KEIR RADNEDGE REPORTING —- Sporting concerns are of minimal importance as war returns to Europe with Russia’s military invasion and bombing of Ukraine. However, even on that level, and with the international sporting community in shock, the consequences will be significant.

An emergency executive committee of European federation UEFA will decide tomorrow [Friday] whether to remove this season’s Champions League Final from St Petersburg while world governing body FIFA faced calls to review next month’s World Cup play-off which Russia is scheduled to host against Poland

FIFA and the International Olympic Committee both condemned the Russian invasion.

Air strike damage in Kiev

FIFA president Gianni Infantino expressed his concerns about “this tragedy” following a one-hour online council meeting.

Shortly before the meeting the football federations of Poland, Sweden and Czech Republic demanded that FIFA bar Russia from hosting next month’s World Cup playoffs.

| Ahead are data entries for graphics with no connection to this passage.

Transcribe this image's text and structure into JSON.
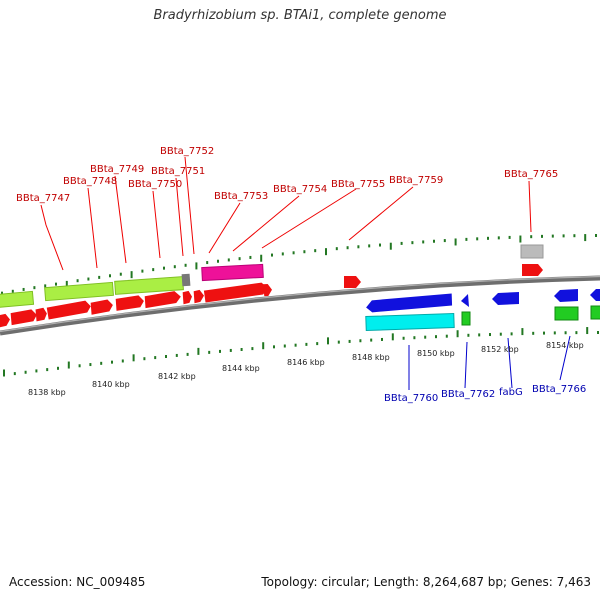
{
  "title": "Bradyrhizobium sp. BTAi1, complete genome",
  "footer": {
    "accession": "Accession: NC_009485",
    "stats": "Topology: circular; Length: 8,264,687 bp; Genes: 7,463"
  },
  "colors": {
    "forward_cds": "#ee1111",
    "reverse_cds": "#1111dd",
    "forward_rna": "#aaee44",
    "reverse_rna": "#22cc22",
    "pink": "#ee1199",
    "cyan": "#00eeee",
    "gray": "#bbbbbb",
    "backbone": "#808080",
    "tick": "#227722",
    "label_forward": "#c00000",
    "label_reverse": "#0000b0"
  },
  "scale_labels": [
    "8138 kbp",
    "8140 kbp",
    "8142 kbp",
    "8144 kbp",
    "8146 kbp",
    "8148 kbp",
    "8150 kbp",
    "8152 kbp",
    "8154 kbp"
  ],
  "forward_labels": [
    "BBta_7747",
    "BBta_7748",
    "BBta_7749",
    "BBta_7750",
    "BBta_7751",
    "BBta_7752",
    "BBta_7753",
    "BBta_7754",
    "BBta_7755",
    "BBta_7759",
    "BBta_7765"
  ],
  "reverse_labels": [
    "BBta_7760",
    "BBta_7762",
    "fabG",
    "BBta_7766"
  ]
}
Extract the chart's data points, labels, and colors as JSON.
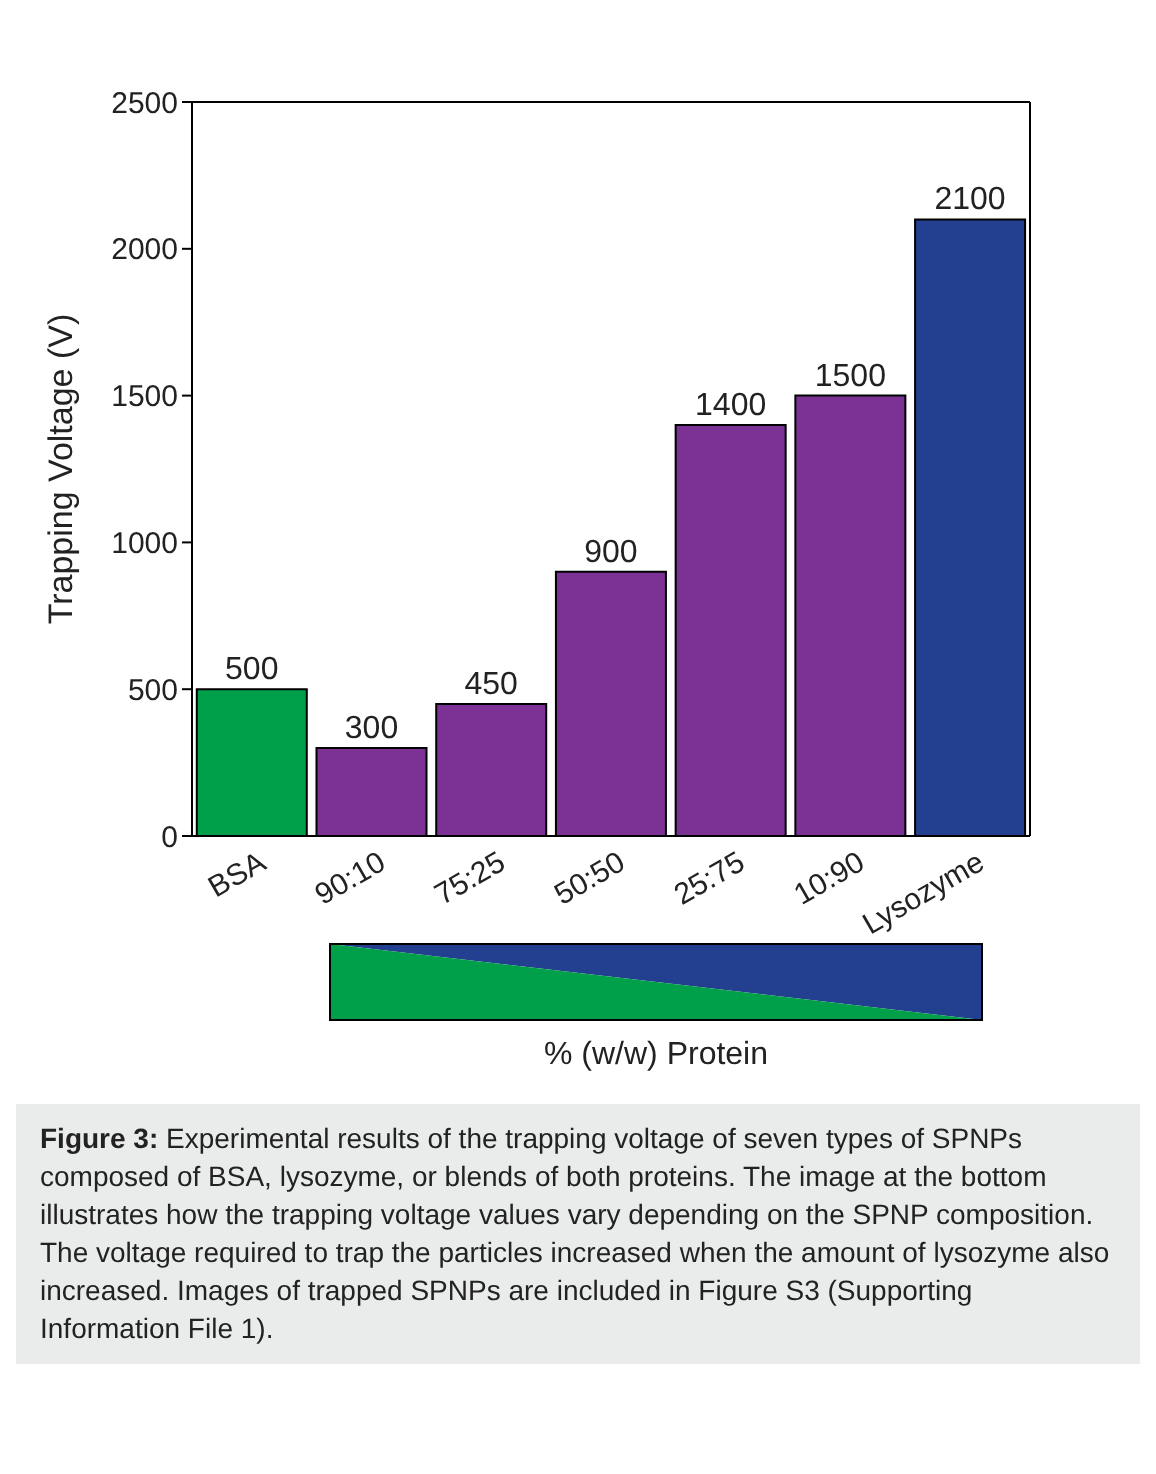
{
  "chart_data": {
    "type": "bar",
    "ylabel": "Trapping Voltage (V)",
    "xlabel": "% (w/w) Protein",
    "categories": [
      "BSA",
      "90:10",
      "75:25",
      "50:50",
      "25:75",
      "10:90",
      "Lysozyme"
    ],
    "values": [
      500,
      300,
      450,
      900,
      1400,
      1500,
      2100
    ],
    "colors": [
      "#00a04b",
      "#7b3294",
      "#7b3294",
      "#7b3294",
      "#7b3294",
      "#7b3294",
      "#233f8f"
    ],
    "ylim": [
      0,
      2500
    ],
    "yticks": [
      0,
      500,
      1000,
      1500,
      2000,
      2500
    ],
    "data_labels": true,
    "grid": false,
    "annotations": [
      "Figure 3:",
      "Experimental results of the trapping voltage of seven types of SPNPs composed of BSA, lysozyme, or blends of both proteins. The image at the bottom illustrates how the trapping voltage values vary depending on the SPNP composition. The voltage required to trap the particles increased when the amount of lysozyme also increased. Images of trapped SPNPs are included in Figure S3 (Supporting Information File 1)."
    ]
  }
}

Russia are scheduled to host Poland on March 24 and then, if they win, host Sweden or the Czechs on March 29 with a place in the finals in Qatar at stake.

The Ukrainian football federation has said it will appeal to prevent any Russian national or club teams participating in “any international competitions under the auspices of FIFA and UEFA.”

Plea for peace

Infantino said: “This morning we woke up and were shocked by what we saw. We are very worried about the situation. FIFA expresses a hope for a rapid cessation of hostilities and for peace in Ukraine.

“FIFA condemns the use of force by Russia in Ukraine and any type of violence to resolve conflict because violence is never a solution and therefore we call on all parties to restore peace through constructive dialogue and of course FIFA continue to express solidarity with the people affected by this conflict.

“In such situations football is not a prioriry but FIFA, as the world governing body, has a duty to look into the footballing consequences . . . so we continue to monitor the situation and communicate an update  regarding the upcoming World Cup qualifers soon.

“The FIFA bureau [Infantino plus heads of all the six regional confederations] is dealing with these matters and can take decisions as soon as they are needed.”

European switch

UEFA’s Champions League Final is due to be staged in St Petersburg on May 28 and UEFA has already investigated potential venues in other countries. It said it was “constantly and closely monitoring the situation.”

The competition’s £35m sponsorship by Gazprom is also under scrutiny with its branding having a significant profile this week at Champions League round of 16 games.

The Champions League Finals of both 2020 and 2021 were moved at comparatively short notice because of Covid-19 restrictions. The 2020 final switched from from Istanbul to Lisbon and the 2021 final from St Petersburg to Porto.

The IOC, fresh from its image-battering at the Winter Games in Beijing, “strongly condemned the breach of the Olympic Truce by the Russian government.”

The so-called truce had been endorsed by the UN General Assembly on December 2 to begin seven days before the start of the Games, on February 4, and end seven days after the closing ceremony.

Bach’s vain hope

IOC president Thomas Bach, at that concluding event, had called on the political authorities to “observe your commitment to this Olympic Truce. Give peace a chance.”

A statement added: “Following recent events, the IOC is deeply concerned about the safety of the Olympic Community in Ukraine.

“It has established a task force to closely monitor the situation and to coordinate humanitarian assistance to members of the Olympic Community in Ukraine where possible.”

UEFA statement:

UEFA shares the international community’s significant concern for the security situation developing in Europe and strongly condemns the ongoing Russian military invasion in Ukraine. 

As the governing body of European football, UEFA is working tirelessly to develop and promote football according to common European values such as peace and respect for human rights, in the spirit of the Olympic Charter.  We remain resolute in our solidarity with the football community in Ukraine and stand ready to extend our hand to the Ukrainian people.

We are dealing with this situation with the utmost seriousness and urgency. Decisions will be taken by the UEFA Executive Committee and announced tomorrow.